Hey, maybe you're right! Maybe we should stop using cars! Maybe you've convinced a couple of people to do that right now! Now convince 100 million US voters! Politics is the 'art of the possible'. That's what we're discussing!

There’s such things as mass transit that’s actually quite ok at solving that problem

But none of our cities in North America have been built with that in mind. Convince 100 million US voters to move to transit-serviceable neighborhoods.

Now, if you mean “we cannot all live in suburbs and everyone gets a house and a little garden.”, yes, that’s already true

With nuclear, you can continue doing this. Convince 100 million US voters to move out of the suburbs in the next 20 years. Maybe they will?

Heating a house is the least of our issues. Heat is something that we can store fairly easily: Take a large, well insulated tank in your basement, fill it with water (or a better suited liquid, but water will actually do). Heat it up during the day, either using solar panels or electricity driving a heat pump, use it during the night. Works with coolant, too. Insulation is a fairly well understood problem and in such a setting, losses are fairly low.

This is difficult in northern climates, with short days and shallow noontime sun. Or are we asking people to stop living north of some particular latitude? That's a tough sell too!

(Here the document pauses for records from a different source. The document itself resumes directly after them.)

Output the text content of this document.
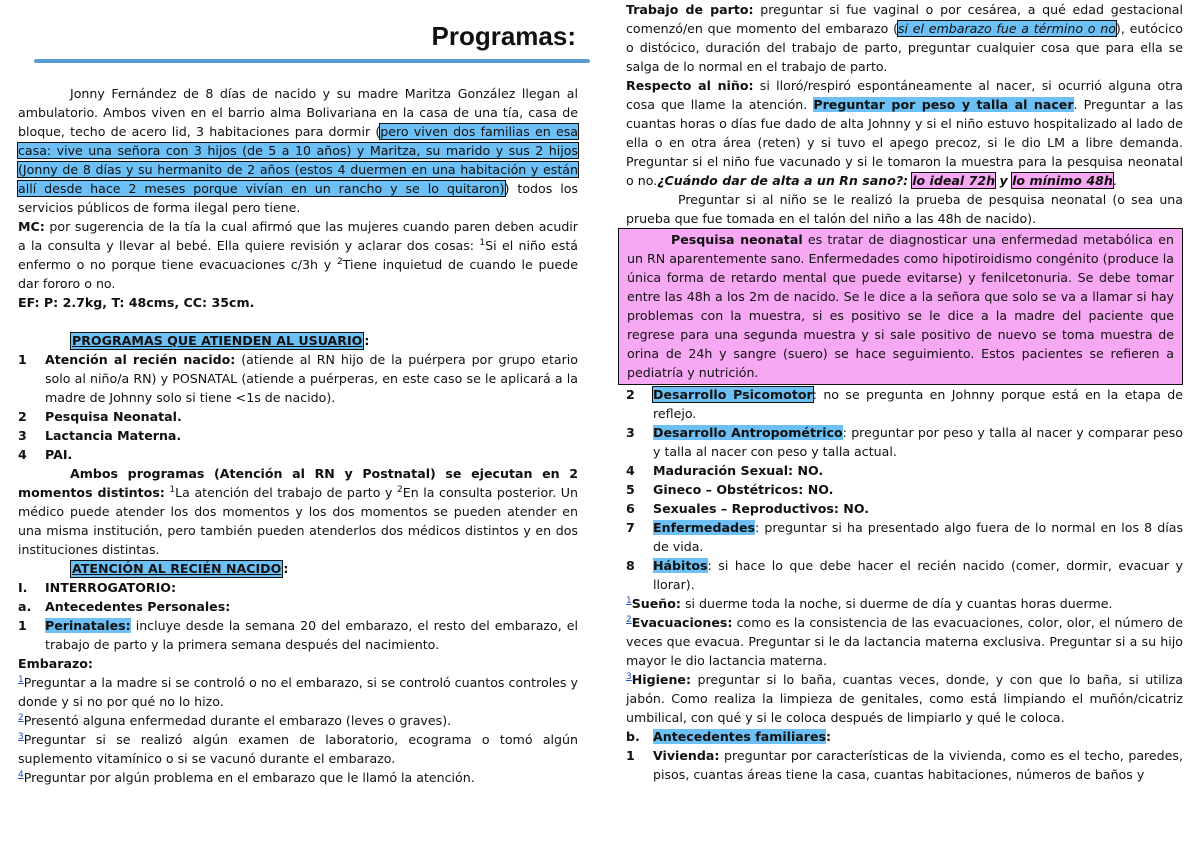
Programas:

Jonny Fernández de 8 días de nacido y su madre Maritza González llegan al ambulatorio. Ambos viven en el barrio alma Bolivariana en la casa de una tía, casa de bloque, techo de acero lid, 3 habitaciones para dormir (pero viven dos familias en esa casa: vive una señora con 3 hijos (de 5 a 10 años) y Maritza, su marido y sus 2 hijos (Jonny de 8 días y su hermanito de 2 años (estos 4 duermen en una habitación y están allí desde hace 2 meses porque vivían en un rancho y se lo quitaron)) todos los servicios públicos de forma ilegal pero tiene.

MC: por sugerencia de la tía la cual afirmó que las mujeres cuando paren deben acudir a la consulta y llevar al bebé. Ella quiere revisión y aclarar dos cosas: $^1$Si el niño está enfermo o no porque tiene evacuaciones c/3h y $^2$Tiene inquietud de cuando le puede dar fororo o no.

EF: P: 2.7kg, T: 48cms, CC: 35cm.

PROGRAMAS QUE ATIENDEN AL USUARIO :

1 Atención al recién nacido: (atiende al RN hijo de la puérpera por grupo etario solo al niño/a RN) y POSNATAL (atiende a puérperas, en este caso se le aplicará a la madre de Johnny solo si tiene <1s de nacido).
2 Pesquisa Neonatal.
3 Lactancia Materna.
4 PAI.

Ambos programas (Atención al RN y Postnatal) se ejecutan en 2 momentos distintos: $^1$La atención del trabajo de parto y $^2$En la consulta posterior. Un médico puede atender los dos momentos y los dos momentos se pueden atender en una misma institución, pero también pueden atenderlos dos médicos distintos y en dos instituciones distintas.

ATENCIÓN AL RECIÉN NACIDO :

I. INTERROGATORIO:
a. Antecedentes Personales:
1 Perinatales: incluye desde la semana 20 del embarazo, el resto del embarazo, el trabajo de parto y la primera semana después del nacimiento.

Embarazo:

$^1$Preguntar a la madre si se controló o no el embarazo, si se controló cuantos controles y donde y si no por qué no lo hizo.

$^2$Presentó alguna enfermedad durante el embarazo (leves o graves).

$^3$Preguntar si se realizó algún examen de laboratorio, ecograma o tomó algún suplemento vitamínico o si se vacunó durante el embarazo.

$^4$Preguntar por algún problema en el embarazo que le llamó la atención.

Trabajo de parto: preguntar si fue vaginal o por cesárea, a qué edad gestacional comenzó/en que momento del embarazo (si el embarazo fue a término o no), eutócico o distócico, duración del trabajo de parto, preguntar cualquier cosa que para ella se salga de lo normal en el trabajo de parto.

Respecto al niño: si lloró/respiró espontáneamente al nacer, si ocurrió alguna otra cosa que llame la atención. Preguntar por peso y talla al nacer. Preguntar a las cuantas horas o días fue dado de alta Johnny y si el niño estuvo hospitalizado al lado de ella o en otra área (reten) y si tuvo el apego precoz, si le dio LM a libre demanda. Preguntar si el niño fue vacunado y si le tomaron la muestra para la pesquisa neonatal o no.¿Cuándo dar de alta a un Rn sano?: lo ideal 72h y lo mínimo 48h.

Preguntar si al niño se le realizó la prueba de pesquisa neonatal (o sea una prueba que fue tomada en el talón del niño a las 48h de nacido).

Pesquisa neonatal es tratar de diagnosticar una enfermedad metabólica en un RN aparentemente sano. Enfermedades como hipotiroidismo congénito (produce la única forma de retardo mental que puede evitarse) y fenilcetonuria. Se debe tomar entre las 48h a los 2m de nacido. Se le dice a la señora que solo se va a llamar si hay problemas con la muestra, si es positivo se le dice a la madre del paciente que regrese para una segunda muestra y si sale positivo de nuevo se toma muestra de orina de 24h y sangre (suero) se hace seguimiento. Estos pacientes se refieren a pediatría y nutrición.
2 Desarrollo Psicomotor: no se pregunta en Johnny porque está en la etapa de reflejo.
3 Desarrollo Antropométrico: preguntar por peso y talla al nacer y comparar peso y talla al nacer con peso y talla actual.
4 Maduración Sexual: NO.
5 Gineco – Obstétricos: NO.
6 Sexuales – Reproductivos: NO.
7 Enfermedades: preguntar si ha presentado algo fuera de lo normal en los 8 días de vida.
8 Hábitos: si hace lo que debe hacer el recién nacido (comer, dormir, evacuar y llorar).

$^1$Sueño: si duerme toda la noche, si duerme de día y cuantas horas duerme.

$^2$Evacuaciones: como es la consistencia de las evacuaciones, color, olor, el número de veces que evacua. Preguntar si le da lactancia materna exclusiva. Preguntar si a su hijo mayor le dio lactancia materna.

$^3$Higiene: preguntar si lo baña, cuantas veces, donde, y con que lo baña, si utiliza jabón. Como realiza la limpieza de genitales, como está limpiando el muñón/cicatriz umbilical, con qué y si le coloca después de limpiarlo y qué le coloca.

b. Antecedentes familiares:
1 Vivienda: preguntar por características de la vivienda, como es el techo, paredes, pisos, cuantas áreas tiene la casa, cuantas habitaciones, números de baños y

And its not just the US - politics is reflexive. As soon as your "impose a heavy carbon tax to make oil and gas prohibitively expensive and to encourage the deployment of solar storage" bill gets passed, you can forget about winning the next election - people will vote a guy in who repeals it as soon as it hits their pocketbook and their standard of living drops. Politics is the art of the possible. I don't see how you're going to convince people to vote for this.

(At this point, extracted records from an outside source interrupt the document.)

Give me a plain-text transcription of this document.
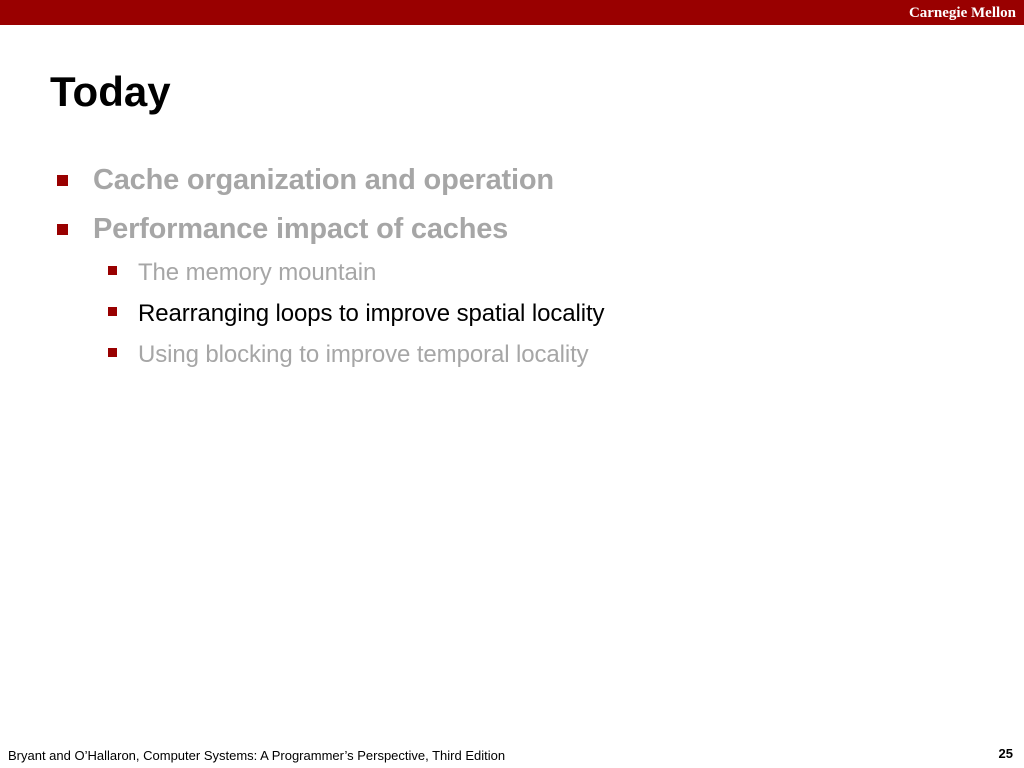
Carnegie Mellon
Today
Cache organization and operation
Performance impact of caches
The memory mountain
Rearranging loops to improve spatial locality
Using blocking to improve temporal locality
Bryant and O’Hallaron, Computer Systems: A Programmer’s Perspective, Third Edition	25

I don’t really see how nuclear power is helping you to replace all the fossil fuel cars on US roads with electric ones. Extending mass transit could be done in smaller timeframes given sufficient political will.

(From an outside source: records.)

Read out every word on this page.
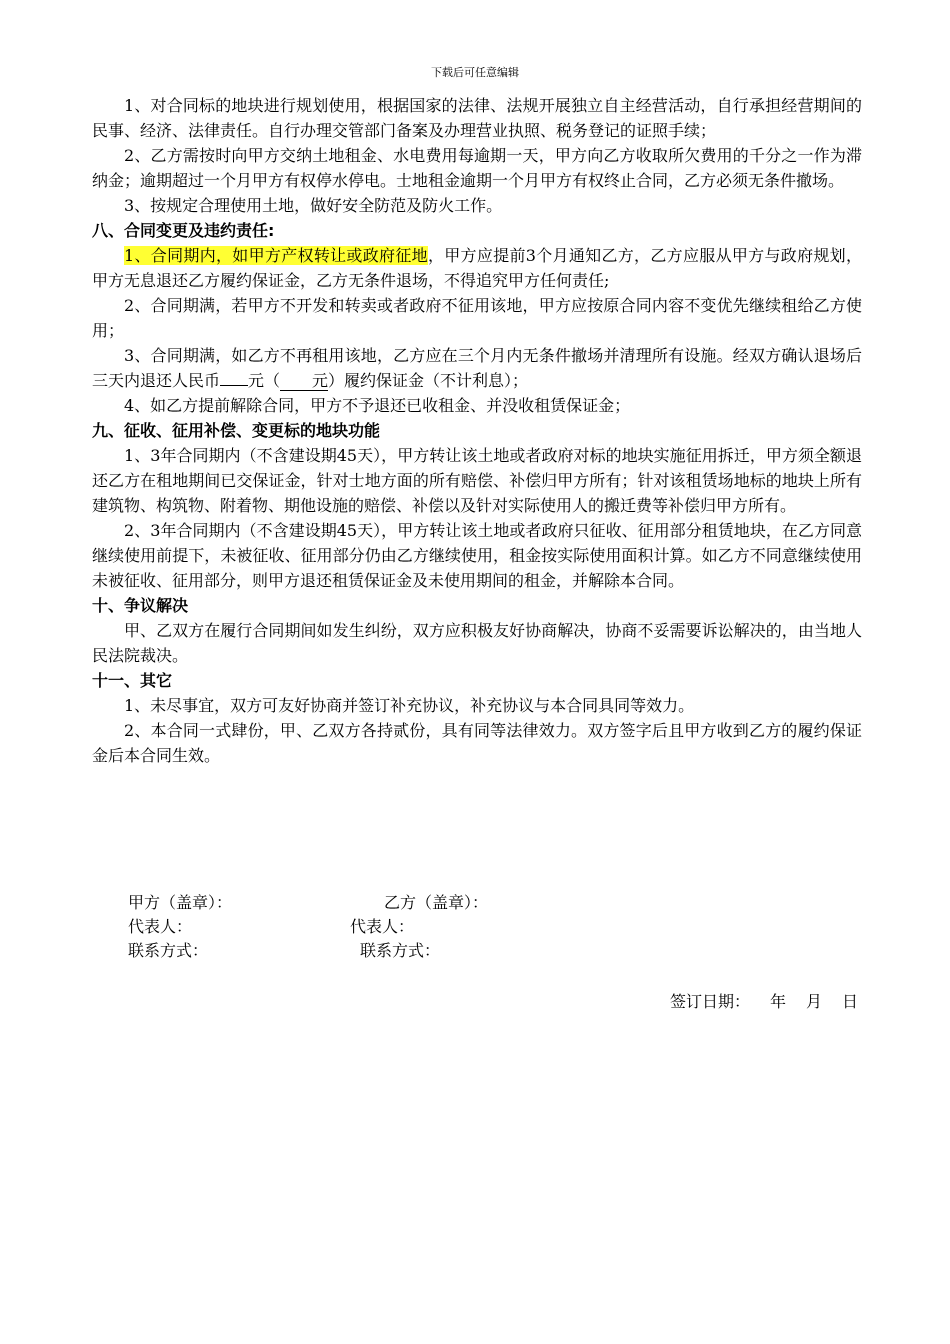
下载后可任意编辑

1、对合同标的地块进行规划使用，根据国家的法律、法规开展独立自主经营活动，自行承担经营期间的民事、经济、法律责任。自行办理交管部门备案及办理营业执照、税务登记的证照手续；

2、乙方需按时向甲方交纳土地租金、水电费用每逾期一天，甲方向乙方收取所欠费用的千分之一作为滞纳金；逾期超过一个月甲方有权停水停电。士地租金逾期一个月甲方有权终止合同，乙方必须无条件撤场。

3、按规定合理使用土地，做好安全防范及防火工作。

八、合同变更及违约责任:

1、合同期内，如甲方产权转让或政府征地，甲方应提前3个月通知乙方，乙方应服从甲方与政府规划，甲方无息退还乙方履约保证金，乙方无条件退场，不得追究甲方任何责任;

2、合同期满，若甲方不开发和转卖或者政府不征用该地，甲方应按原合同内容不变优先继续租给乙方使用；

3、合同期满，如乙方不再租用该地，乙方应在三个月内无条件撤场并清理所有设施。经双方确认退场后三天内退还人民币 元（ 元）履约保证金（不计利息）；

4、如乙方提前解除合同，甲方不予退还已收租金、并没收租赁保证金；

九、征收、征用补偿、变更标的地块功能

1、3年合同期内（不含建设期45天），甲方转让该土地或者政府对标的地块实施征用拆迁，甲方须全额退还乙方在租地期间已交保证金，针对士地方面的所有赔偿、补偿归甲方所有；针对该租赁场地标的地块上所有建筑物、构筑物、附着物、期他设施的赔偿、补偿以及针对实际使用人的搬迁费等补偿归甲方所有。

2、3年合同期内（不含建设期45天），甲方转让该土地或者政府只征收、征用部分租赁地块，在乙方同意继续使用前提下，未被征收、征用部分仍由乙方继续使用，租金按实际使用面积计算。如乙方不同意继续使用未被征收、征用部分，则甲方退还租赁保证金及未使用期间的租金，并解除本合同。

十、争议解决

甲、乙双方在履行合同期间如发生纠纷，双方应积极友好协商解决，协商不妥需要诉讼解决的，由当地人民法院裁决。

十一、其它

1、未尽事宜，双方可友好协商并签订补充协议，补充协议与本合同具同等效力。

2、本合同一式肆份，甲、乙双方各持贰份，具有同等法律效力。双方签字后且甲方收到乙方的履约保证金后本合同生效。

甲方（盖章）：	乙方（盖章）：
代表人：	代表人：
联系方式：	联系方式：
签订日期： 年 月 日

Even then power generation for electric cars is really not a major issue with renewables: most cars will be charged during the day when for example solar power is quite abundant. So I don’t recognize the argument for nuclear power here.


I don’t really see how nuclear power is helping you to replace all the fossil fuel cars on US roads with electric ones. Extending mass transit could be done in smaller timeframes given sufficient political will.

political will

Yes! And money! Convince people to vote for that now! Convince 100 million US voters! Anyone who has taken an interest in municipal politics knows how expensive and inefficient it is to service suburbs with transit service. The suburbs themselves are the problem. Just don't tell the people living in them that!

Even then power generation for electric cars is really not a major issue with renewables: most cars will be charged during the day when for example solar power is quite abundant. So I don’t recognize the argument for nuclear power here.

On cloudy days, in the winter, do you just not go to work? Does everyone stay home from work? Or does everyone draw from the utility-scale storage to charge their cars? 3TW doesn't include cars - presumably we need to store power for them?